In this paper, I interpret Euripides’ Hippolytus as a tragedy which revolves around the figure of the tyrant and the issues of maintaining, and acquiring, tyrannical power.  I argue that a central and overlooked theme of the Hippolytus is the power struggle between the father/tyrant and the son/usurper, in which Phaedra, in the fashion of other tragic queens like Jocasta, acts as the embodiment of power itself.  It is undeniable that Greek tragedy dramatized contemporary political issues of the classical Athenians (Winkler, Zeitlin 1990), and that the memory of tyranny was crucial in the formation of Athenian political ideology and identity in the 5th century (Raaflaub 2003): consequently, it is reasonable to assume that the reflection on tyranny and the tyrant was actually a crucial element of Greek drama (McGlew 1993), regardless of whether the ruler depicted on stage was hereditary or not (Anderson 2005) .  In the case of the Hippolytus, we can easily identify the anxiety of the tyrant about being overthrown in Theseus’ speech to Hippolytus, and in the latter’s reply to his father, which closely echoes Creon’s reply to Oedipus in Sophocles’ Oedipus Tyrannus (Eur.
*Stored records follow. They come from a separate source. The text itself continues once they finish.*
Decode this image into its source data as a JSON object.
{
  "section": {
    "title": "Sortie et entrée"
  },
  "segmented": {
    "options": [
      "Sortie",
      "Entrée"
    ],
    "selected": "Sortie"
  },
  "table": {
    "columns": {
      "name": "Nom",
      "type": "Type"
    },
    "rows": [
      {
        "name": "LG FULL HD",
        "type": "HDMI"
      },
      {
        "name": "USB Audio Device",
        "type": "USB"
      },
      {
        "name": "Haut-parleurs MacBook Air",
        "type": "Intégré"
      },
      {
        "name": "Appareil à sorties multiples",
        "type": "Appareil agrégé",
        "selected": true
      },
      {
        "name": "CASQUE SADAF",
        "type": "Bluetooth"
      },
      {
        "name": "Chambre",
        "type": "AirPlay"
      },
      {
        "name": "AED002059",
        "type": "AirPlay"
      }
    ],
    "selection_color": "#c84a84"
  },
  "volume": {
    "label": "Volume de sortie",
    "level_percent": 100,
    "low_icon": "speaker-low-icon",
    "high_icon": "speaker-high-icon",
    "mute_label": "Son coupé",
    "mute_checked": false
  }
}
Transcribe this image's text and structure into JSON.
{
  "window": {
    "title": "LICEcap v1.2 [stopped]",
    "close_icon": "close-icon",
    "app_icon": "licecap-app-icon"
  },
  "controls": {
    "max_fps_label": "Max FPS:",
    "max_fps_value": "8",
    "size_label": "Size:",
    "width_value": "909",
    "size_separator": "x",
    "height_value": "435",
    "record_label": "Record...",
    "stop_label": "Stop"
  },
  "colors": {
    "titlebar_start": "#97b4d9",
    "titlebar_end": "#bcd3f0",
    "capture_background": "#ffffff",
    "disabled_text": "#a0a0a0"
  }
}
Hip.1010-1020, cf. OT 583-615). For his part, Hippolytus refuses to acknowledge that Phaedra’s move turns him into a rival to the throne of his father, in a triangular scheme which recalls the vicissitudes of Gyges and Candaules in Herodotus I. Like Gyges, Hippolytus considers it morally abhorrent to gain access to the queen’s intimate sphere. Unlike him, he does not come to understand that he has already become a potential usurper, and therefore fails to eliminate his rival in order not to be eliminated himself. As it is often the case, the tragedian uses myth to address the same political issues that the historian does through “history.” (Raaflaub 1987).

Selected bibliography

Anderson, G. (2005) “Before tyrannoi were tyrants: rethinking a chapter of early Greek history”, Class. Ant. 24 173-222.

McGlew, J. (1993) Tyranny and Political Culture in Ancient Greece, New York.

Raaflaub, K. (1987) “Herodotus, political thought and the meaning of history”, Arethusa 20, No. 1/2 221-248.

__________ (2003) “Stick and glue: the function of tyranny in fifth-century Athenian democracy”, in K. A. Morgan Popular Tyranny: Sovereignty and Its Discontents in Ancient Greece, 59-93, Austin.

Winkler, J. J. and F. I. Zeitlin (1990) Nothing to Do with Dionysos? Athenian Drama in Its Social Context, Princeton.